The big difference, though is that with Iraq there was no threat that any “liberal” interventionism would spill over into a wider regional war.

Of course, that hasn’t stopped the slavering “liberal” hawks from dreaming up more ill-conceived military interventions.

From Matthew Koenig of the CFR:

Skeptics of military action fail to appreciate the true danger that a nuclear-armed Iran would pose to U.S. interests in the Middle East and beyond. And their grim forecasts assume that the cure would be worse than the disease — that is, that the consequences of a U.S. assault on Iran would be as bad as or worse than those of Iran achieving its nuclear ambitions. But that is a faulty assumption. The truth is that a military strike intended to destroy Iran’s nuclear program, if managed carefully, could spare the region and the world a very real threat and dramatically improve the long-term national security of the United States.
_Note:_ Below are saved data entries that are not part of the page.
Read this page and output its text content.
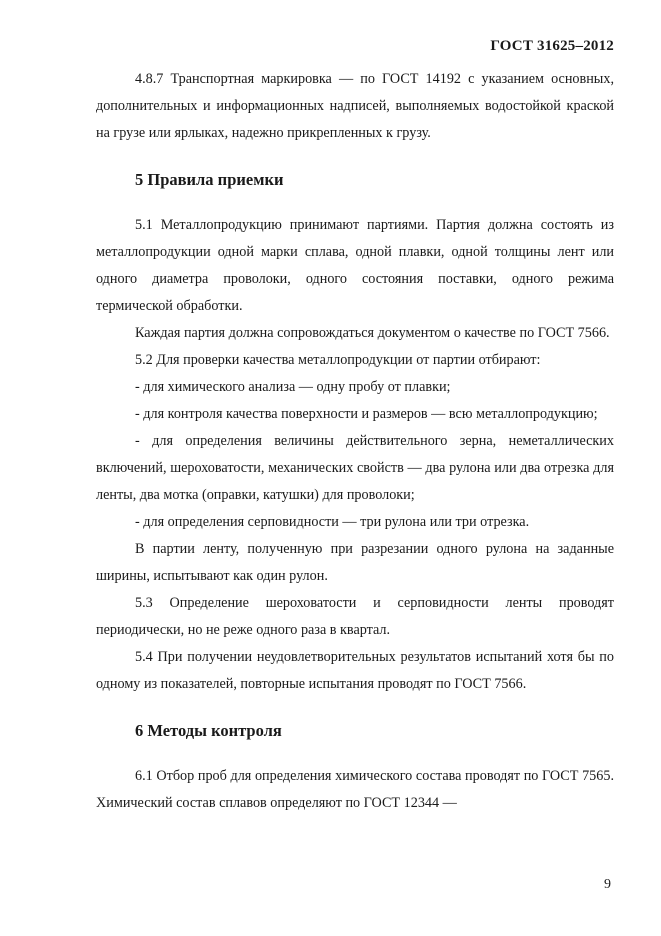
ГОСТ 31625–2012

4.8.7 Транспортная маркировка — по ГОСТ 14192 с указанием основных, дополнительных и информационных надписей, выполняемых водостойкой краской на грузе или ярлыках, надежно прикрепленных к грузу.

5 Правила приемки

5.1 Металлопродукцию принимают партиями. Партия должна состоять из металлопродукции одной марки сплава, одной плавки, одной толщины лент или одного диаметра проволоки, одного состояния поставки, одного режима термической обработки.

Каждая партия должна сопровождаться документом о качестве по ГОСТ 7566.

5.2 Для проверки качества металлопродукции от партии отбирают:

- для химического анализа — одну пробу от плавки;

- для контроля качества поверхности и размеров — всю металлопродукцию;

- для определения величины действительного зерна, неметаллических включений, шероховатости, механических свойств — два рулона или два отрезка для ленты, два мотка (оправки, катушки) для проволоки;

- для определения серповидности — три рулона или три отрезка.

В партии ленту, полученную при разрезании одного рулона на заданные ширины, испытывают как один рулон.

5.3 Определение шероховатости и серповидности ленты проводят периодически, но не реже одного раза в квартал.

5.4 При получении неудовлетворительных результатов испытаний хотя бы по одному из показателей, повторные испытания проводят по ГОСТ 7566.

6 Методы контроля

6.1 Отбор проб для определения химического состава проводят по ГОСТ 7565. Химический состав сплавов определяют по ГОСТ 12344 —

9
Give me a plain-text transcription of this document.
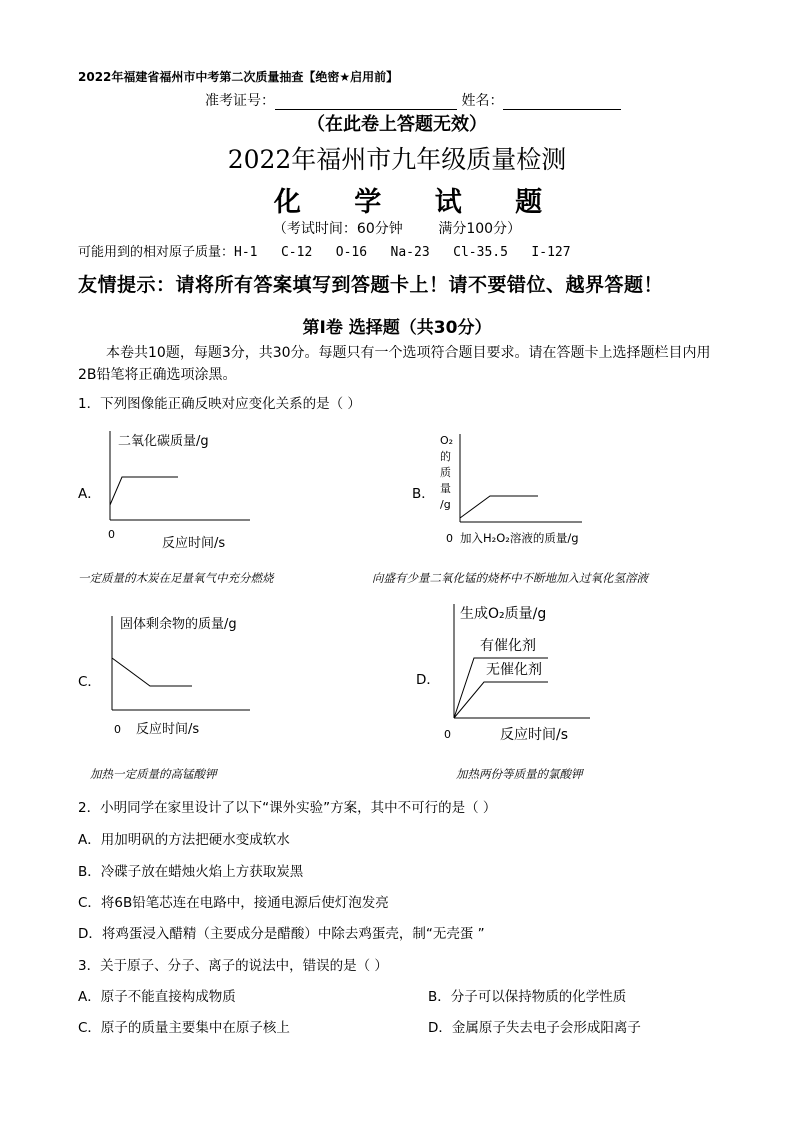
2022年福建省福州市中考第二次质量抽查【绝密★启用前】
准考证号：	姓名：
（在此卷上答题无效）
2022年福州市九年级质量检测
化 学 试 题
（考试时间：60分钟        满分100分）
可能用到的相对原子质量：H-1   C-12   O-16   Na-23   Cl-35.5   I-127
友情提示：请将所有答案填写到答题卡上！请不要错位、越界答题！
第Ⅰ卷 选择题（共30分）
本卷共10题，每题3分，共30分。每题只有一个选项符合题目要求。请在答题卡上选择题栏目内用2B铅笔将正确选项涂黑。
1．下列图像能正确反映对应变化关系的是（ ）
A．
二氧化碳质量/g
0
反应时间/s
一定质量的木炭在足量氧气中充分燃烧
B．
O₂
的
质
量
/g
0 加入H₂O₂溶液的质量/g
向盛有少量二氧化锰的烧杯中不断地加入过氧化氢溶液
C．
固体剩余物的质量/g
0 反应时间/s
加热一定质量的高锰酸钾
D．
生成O₂质量/g
有催化剂
无催化剂
0	反应时间/s
加热两份等质量的氯酸钾
2．小明同学在家里设计了以下“课外实验”方案，其中不可行的是（ ）
A．用加明矾的方法把硬水变成软水
B．冷碟子放在蜡烛火焰上方获取炭黑
C．将6B铅笔芯连在电路中，接通电源后使灯泡发亮
D．将鸡蛋浸入醋精（主要成分是醋酸）中除去鸡蛋壳，制“无壳蛋 ”
3．关于原子、分子、离子的说法中，错误的是（ ）
A．原子不能直接构成物质	B．分子可以保持物质的化学性质
C．原子的质量主要集中在原子核上	D．金属原子失去电子会形成阳离子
The truth is that Iran (and more explicitly a strong and united Eurasia) is only a threat to America if America chooses to continue the absurd and destructive path of a world-dominating petrodollar superpower, dependent on foreign oil and resources, and with a foreign policy designed to (essentially) extort these things from the rest of the world.

The nature of such a foreign policy is inherently aggressive. Let’s be honest — who is threatening who?

Close the bases, bring the troops home, invest successfully in energy independence and global diplomacy, and trade and share technology and ideas with the world, and we in the West would have the national security we crave. Continue on the path of the overstretched hyper-power and we — the people of the West, not just our leaders — will end up with our faces in the dirt.